At other times the appropriate heading for a book is not a new heading but a new combination of an established heading and a subdivision. If, for example, there is a book on the use and abuse of alcohol on college campuses, the cataloger may first think of the term Drunkenness. In the Sears List, Drunkenness is an unpreferred term and a reference to two established headings: Alcoholism and Temperance. The scope note at Temperance reads: &ldquo,Use for materials on the virtue of temperance or on the temperance movement.&rdquo, The book is not about drunkenness in relation to either vice and virtue or the temperance movement, so that heading can be eliminated. Neither is the book really about alcoholism, but at the heading Alcoholism, there is a general reference that reads: &ldquo,SA [See also] classes of persons with the subdivision Alcohol use, e.g. Employees&mdash,Alcohol use, Youth&mdash,Alcohol use, etc., [to be added as needed].&rdquo, At this point the cataloger realizes that the appropriate Sears subject heading for the book at hand would be College students&mdash,Alcohol use. College students is already an established heading in the List, but it could be added if it were not.
The cataloger should always keep in mind that it is not only appropriate but also essential that types of things and examples of things not found in the List be established as headings and added to the List locally as needed. If there is a book on gloves, for example, and there is no heading in the Sears List for Gloves, the cataloger thinks of the concept or category of thing that would include gloves. Clothing comes to mind. At the heading Clothing and dress in the List there is a general reference: &ldquo,SA [See also] types of clothing articles and accessories [to be added as needed].&rdquo, The cataloger then establishes the heading Gloves and enters the book into the catalog under Gloves. It would be inappropriate to enter the book under the heading Clothing and dress simply because Clothing and dress is in the List and Gloves is not.

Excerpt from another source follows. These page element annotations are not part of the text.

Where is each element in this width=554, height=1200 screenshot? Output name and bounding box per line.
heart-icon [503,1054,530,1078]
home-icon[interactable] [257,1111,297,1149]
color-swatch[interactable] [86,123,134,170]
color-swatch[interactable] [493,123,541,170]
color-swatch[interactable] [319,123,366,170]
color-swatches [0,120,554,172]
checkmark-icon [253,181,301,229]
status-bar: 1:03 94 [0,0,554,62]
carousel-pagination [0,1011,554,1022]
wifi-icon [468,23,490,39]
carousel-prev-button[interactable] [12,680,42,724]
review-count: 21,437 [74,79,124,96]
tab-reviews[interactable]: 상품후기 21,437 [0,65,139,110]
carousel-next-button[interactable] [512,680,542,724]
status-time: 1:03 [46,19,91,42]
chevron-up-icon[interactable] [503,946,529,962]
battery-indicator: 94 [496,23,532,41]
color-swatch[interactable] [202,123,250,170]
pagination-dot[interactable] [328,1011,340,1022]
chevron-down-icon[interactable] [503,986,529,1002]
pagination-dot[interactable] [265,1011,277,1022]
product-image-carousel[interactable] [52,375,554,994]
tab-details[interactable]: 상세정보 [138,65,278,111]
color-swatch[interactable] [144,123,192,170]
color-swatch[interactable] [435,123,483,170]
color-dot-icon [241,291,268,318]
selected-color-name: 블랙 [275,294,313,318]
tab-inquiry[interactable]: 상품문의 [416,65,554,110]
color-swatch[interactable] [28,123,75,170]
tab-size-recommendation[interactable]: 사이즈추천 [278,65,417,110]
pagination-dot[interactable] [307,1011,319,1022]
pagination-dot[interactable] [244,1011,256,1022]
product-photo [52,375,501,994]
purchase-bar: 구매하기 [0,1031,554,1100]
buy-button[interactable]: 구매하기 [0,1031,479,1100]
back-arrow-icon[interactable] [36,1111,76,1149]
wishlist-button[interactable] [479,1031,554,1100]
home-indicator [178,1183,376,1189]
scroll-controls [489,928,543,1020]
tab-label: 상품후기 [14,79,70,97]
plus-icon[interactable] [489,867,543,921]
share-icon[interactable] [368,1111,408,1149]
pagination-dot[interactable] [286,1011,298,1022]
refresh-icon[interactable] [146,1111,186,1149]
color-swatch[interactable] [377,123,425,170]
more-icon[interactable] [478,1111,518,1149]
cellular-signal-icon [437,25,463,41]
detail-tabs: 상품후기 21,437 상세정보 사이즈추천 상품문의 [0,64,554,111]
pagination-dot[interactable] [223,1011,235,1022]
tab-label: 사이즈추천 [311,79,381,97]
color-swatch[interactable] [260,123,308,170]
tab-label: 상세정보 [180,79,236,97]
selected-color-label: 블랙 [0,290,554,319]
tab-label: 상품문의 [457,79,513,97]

It would mean that a user looking in the catalog under Gloves would find nothing. The general references in the List should reinforce the point that the List does not aim at completeness and must be expanded. Even where there is no general reference, narrower terms for types of things and examples and instances of things must be added as needed.
Define alcoholism and discuss its types
At times it is nearly impossible to determine what broader concept or category a new subject might be included under. This should not deter the cataloger from establishing any heading that is needed. Take, for example, the case of a book on thumb sucking, a common phenomenon among small children. The nearest terms in the List might be Child psychology, Child rearing, or Human behavior, but they are none too near. Nowhere is there a general reference instructing the cataloger to add headings for common childhood phenomena, and still the only appropriate heading for the book would be Thumb sucking. Under these circumstances, it would be appropriate to add the heading Thumb sucking to the List and enter the book into the catalog under that heading.